# What is your favorite bedding for your ratties?



## delinope (Mar 31, 2015)

I'm currently using Aspen bedding but I'm thinking of switching. I noticed that if I buy it in bulk, Carefresh really isn't that much more expensive, but I've also heard of other kinds of beddings that are good too. I'm looking for a low-dust, safe bedding with good odor control for my rats. What would you guys recommend?


----------



## Millie & Daisy (Mar 7, 2015)

I used Carefresh when I first got my girls. It irritated their lungs, and since they had URIs I switched to Fleece and haven't gone back to Carefresh since. I only use it in their litter box now, which my vet actually advised against, but they won't go in their box otherwise. I'm hoping to get some ferret litter, preferably the kind that is paper pellets with zeolite and giving it a try. But as far as the paper stuff goes, I don't use it as bedding. Fleece is 10x easier when it comes time to clean the cage. You do have to wash it very often, but it is much cheaper and easier than scooping paper litter out, collecting every little poo and then adding new bedding. Right now I'm actually trying out bath mats and they work REALLY well. Super absorbent, and very easy to clean.


----------



## LilCritter (Feb 25, 2014)

I'm currently using a mix of carefresh and ECO bedding... however, I think I'll replace the carefresh with sani-chips. I can get those in bulk for pretty cheap. The ECO bedding + Carefresh is a little too expensive for my tastes.
I've tried fleece, but it gets pretty stinky with 7 rats. Same goes for IKEA Borris mats (those work wonderfully with 4- rats).
In the litterbox, I've always used Yesterday's News cat litter. It's kept the smell down very well.


----------



## delinope (Mar 31, 2015)

See, mine aren't litter box trained, so I use fleece with towels underneath for their shelves, and then I have the DCN with Bass Pans and right now I'm using Aspen. I'd like to switch to a non-wood bedding though, but not sure which one is best. Or maybe Aspen is okay to keep using.


----------



## erikablanchettexo (Nov 25, 2014)

I use bed sheets. I find that with summer coming it would be too warm for them to be sleeping on etc. 

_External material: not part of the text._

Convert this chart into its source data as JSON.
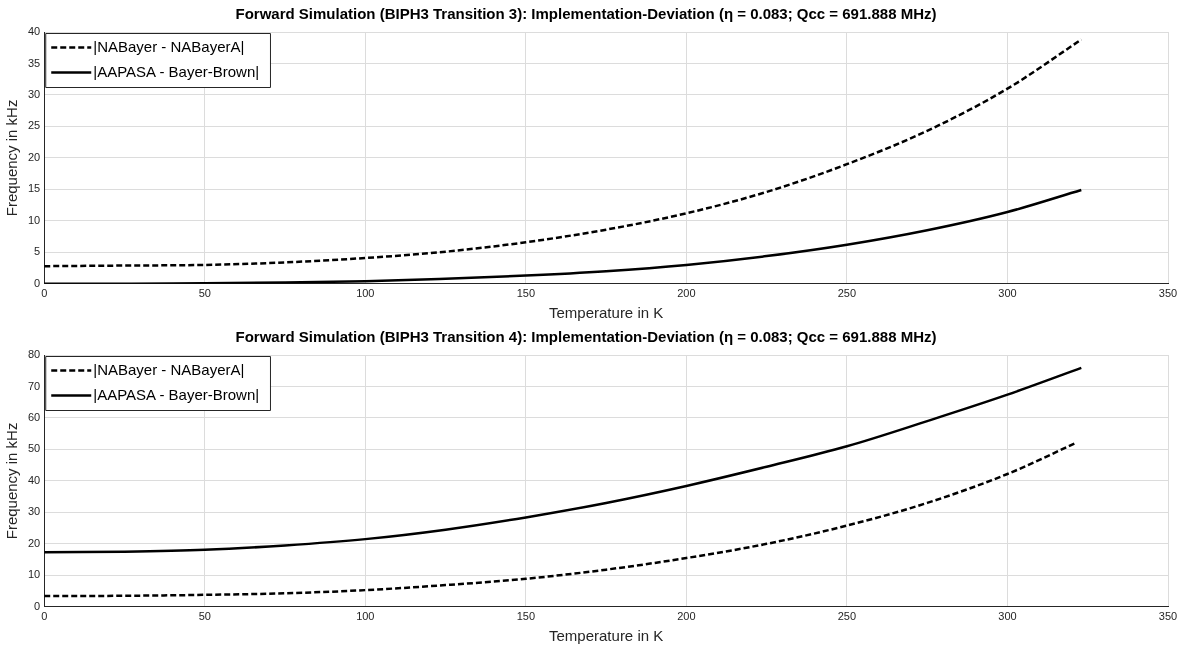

Thrift stores always have sections with lots of bedding for really cheap and I'm able to cover my entire critter nation with a twin sized sheet. Also, pillow cases are good for the little shelves in the critter nation. You can put puppy pads underneath before you clip them in place to make it less messy come cleaning day.


----------



## TuxedoGilma (Apr 25, 2015)

I use kaytee clean and cozy. It is far less dusty than carefresh. Not 100% dust free but pretty darn close. My boys last maybe 5 days before I start to smell anything. I've only had my girls a week, but it seems to have lasted that long before they started to stink. I've been using cheerios for trust training and it seems to have made thier pee smell a bit cheerio-ish.


----------



## MomToRats (Dec 25, 2014)

I'am currently using fleece but It really gets smelly fast so I'am In the process of going back to carefresh , actually I forgot about the Kaytee clean and cozy , I might try a mix of that with carefresh complete natural ultra paper , that's what I just ordered from Foster and Smith along with scatter gaurds for both of my cages , still going to use the fleece on the shelves


----------



## Mr_Mooster (May 9, 2015)

I use Kaytee shredded paper bedding in the base of their cage. My two girls love it. I tried CareFresh but it was so dusty, I couldn't even handle it, so I took it out before I even got my rats. I'm going to be getting new fleece for the shelves, since they pushed all the bedding off.


----------



## TatsuKitty (Feb 9, 2014)

I use carefresh and I've never had a problem with it being dusty at all. <3


----------



## delinope (Mar 31, 2015)

Okay, well I just tried Carefresh and it is SO dusty. I couldn't even put my rats in it I was so worried. So back to Aspen bedding it is for the time being.


----------